As for the other question:

My POSITIVE SURPRISE is that an offensive line that starts two freshmen and a sophomore wasn’t worse than it was. UConn’s performance up front is still not quite what you’d call good (just 3.6 yards per carry this year and 24 sacks allowed), but it looks like Edsall will at least have 60% of a decent starting unit locked in for the next two seasons between Matt Peart, Ryan Van Demark and Cam DeGeorge. Throw in a (hopefully) returned-from-injury senior Ryan Crozier, a couple intriguing redshirting freshmen (350-pound “Big Rob” Holmes and Stanley Hubbard), and maybe a surprise from one the Huskies’ incoming three-star OL commits (Travis Jones and Pete Rooney), and you’ve got the potential for there to be a stew going next season.

My NEGATIVE SURPRISE can’t be anything else besides the secondary. The scheme change certainly didn’t help, but UConn’s back five looked utterly lost all season. Eight of the Huskies’ ten defensive backs in this week’s two-deep will be here for two or three more years (as well as true frosh Ian Swenson, who didn’t look too bad in limited action as a starter before a shoulder injury ended his season), so there’s a lot of room to grow, but it was shocking to see a program that produced a half-dozen NFL defensive backs in the last decade have no answers at the position in 2017.

What should UConn focus on this offseason? The same thing it should focus on every offseason: trying to take over the world recruiting. There isn’t a position on the roster that couldn’t use an upgrade, if one exists, but there are particularly big needs for an offensive playmaker (since the Huskies will badly miss Newsome’s running/pass-catching ability) and on the defensive line (where there literally might not be enough bodies to adequately fill six spots without a JUCO addition or three). In addition to getting the signatures of their 16 commits (a class currently ranked 11th in the AAC), Edsall is going to need to push to grab P5 decommits and junior college players to give the roster a talent boost.

— Kevin Meacham


Jon asks: What are the odds that UConn gets ranked in the top 25 this season?

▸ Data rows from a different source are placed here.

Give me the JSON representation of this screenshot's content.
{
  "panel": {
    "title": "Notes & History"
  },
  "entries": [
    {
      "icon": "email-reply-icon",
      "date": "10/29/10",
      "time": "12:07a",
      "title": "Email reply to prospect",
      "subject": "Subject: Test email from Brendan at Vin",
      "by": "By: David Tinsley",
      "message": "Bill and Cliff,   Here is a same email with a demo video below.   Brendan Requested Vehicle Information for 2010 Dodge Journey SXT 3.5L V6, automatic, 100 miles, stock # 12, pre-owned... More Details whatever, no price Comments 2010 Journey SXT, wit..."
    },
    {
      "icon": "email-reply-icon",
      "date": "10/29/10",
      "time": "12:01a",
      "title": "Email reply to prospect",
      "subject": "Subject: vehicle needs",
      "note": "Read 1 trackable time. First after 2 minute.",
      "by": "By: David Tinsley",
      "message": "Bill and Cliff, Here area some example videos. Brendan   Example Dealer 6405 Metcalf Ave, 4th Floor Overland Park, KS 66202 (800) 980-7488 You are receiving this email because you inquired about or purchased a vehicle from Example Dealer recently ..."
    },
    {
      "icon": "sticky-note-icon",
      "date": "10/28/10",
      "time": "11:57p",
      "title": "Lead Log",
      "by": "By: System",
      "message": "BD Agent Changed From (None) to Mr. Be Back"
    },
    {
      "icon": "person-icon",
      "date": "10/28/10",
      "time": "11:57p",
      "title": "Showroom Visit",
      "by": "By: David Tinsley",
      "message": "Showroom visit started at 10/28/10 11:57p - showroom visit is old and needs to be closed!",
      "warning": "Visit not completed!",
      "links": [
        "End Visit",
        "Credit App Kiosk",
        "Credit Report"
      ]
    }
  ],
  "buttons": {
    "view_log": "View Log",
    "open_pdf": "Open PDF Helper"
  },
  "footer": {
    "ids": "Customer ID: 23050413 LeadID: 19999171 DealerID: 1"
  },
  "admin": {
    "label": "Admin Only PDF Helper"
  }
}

We’ll probably have a better idea on Monday. If they win one of the remaining PK80 games, and then beat Syracuse in MSG, they could be 9-1 by the time they head to Arizona. In that scenario, it wouldn’t shock me to see them sneak into the bottom part of the polls that Monday. After that, I’m not sure they’ll be able to string enough consecutive wins together to get in, but we’re also still learning how good this team actually is, so who knows? To give you a firm answer, I’ll say there’s a 47 percent chance UConn gets ranked at some point this season. (Also, polls are stupid so don’t put too much stock in them.)

— Tyler


Tim asks: Does UCLA still want UConn?

It would appear not.

— Tyler


G asks: Our starting 5 in March

Gilbert, Adams, Vital, Larrier, Cobb. I still believe those are UConn’s five best players and I’m a firm believer in playing your five best players as much as possible.

— Tyler


Kevin asks: Given the solid play of Polley, Whaley, Cobb, Carlton and #LargeDave do you expect Diarra to completely fall out of the rotation?

This was asked before the Oregon game in which Diarra played zero (0) minutes. I don’t expect it to be permanent though. This group is going to constantly change — hence the reason for our dumb power rankings. Diarra is the low man on the totem pole at the moment but he’ll get more chances to contribute.